1) The way US law works, any company - regardless of where it is based or operates - is subject to the US' laws on national security once it has "legal nexus" with the US - which can be created by all kinds of events, but to be simple, even one person employed there in any subsidiary - even one that isn't wholly owned - is good enough. This means that a large number of international countries that are headquartered in pretty much every country are just as subject to US law as is a US-headquartered company.

2) With respect to access to data just because it flows through the US (or the UK, or France, or anywhere else): Just because data happens to transit a country does not make it more, or less, accessible to their security services. What does is really much more tied up in the above point: what service is the data a part of and what jurisdictions is that service subject to (at a legal level) and at a practical level, is the data encrypted or otherwise protected from being hoovered up from the wire and easily combined back into whatever it was before being packetized.

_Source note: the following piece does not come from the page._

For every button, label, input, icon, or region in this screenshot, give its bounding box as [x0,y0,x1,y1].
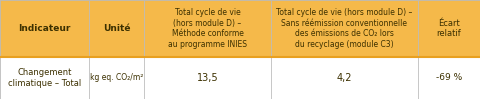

3) In the case of the NSA and GCHQ and many other countries, their security services have either a) listening posts in their embassies and consulates worldwide to allow them to intercept data they are interested without the host country knowing what they are up to or b) legal agreements to share data with other countries.

We have a real issue here - but it isn't fundamentally what US companies do or don't do or what the NSA does or doesn't get to do after Obama and the US Congress do whatever they are going to do about it' spectacular and abusive (in my opinion) overreach.

We have to look at the global picture which is fundamentally a question of what states agree to do with data between themselves, and what legal jurisdiction issues are presented by countries' existing practices of extending their laws to non-nationals and acts which don't relate to their territory.
 
To be more specific, can we imagine an MLAT system where countries agree to a set of principles ("Necessary and Proportionate" have been recommended on the ISOC Internet policy list) governing the exchange of information between each other for various purposes which would recognise human rights, be more transparent - and in the case of legitimate law enforcement access, provide more effective use of information? For example, the MLAT between Brazil and the USA is apparently basically unusable by either country due to the way it is architected. This is not the only one, but it is a good example.

We can all bang on about what the US and other countries are doing, and what companies are doing or not doing or should do - or we can get to the root of the problem and try to fix the underlying architecture.

You can riposte saying "But this isn't an Internet problem!" - and it fundamentally isn't, but the Internet is being abused and harmed as are users because of the problem so while we need to point out to policymakers that the above statement is true, we also should address the underlying problem to help deal with our issue.

IMHO.
-- 
Sent from my Android phone with K-9 Mail. Please excuse my brevity.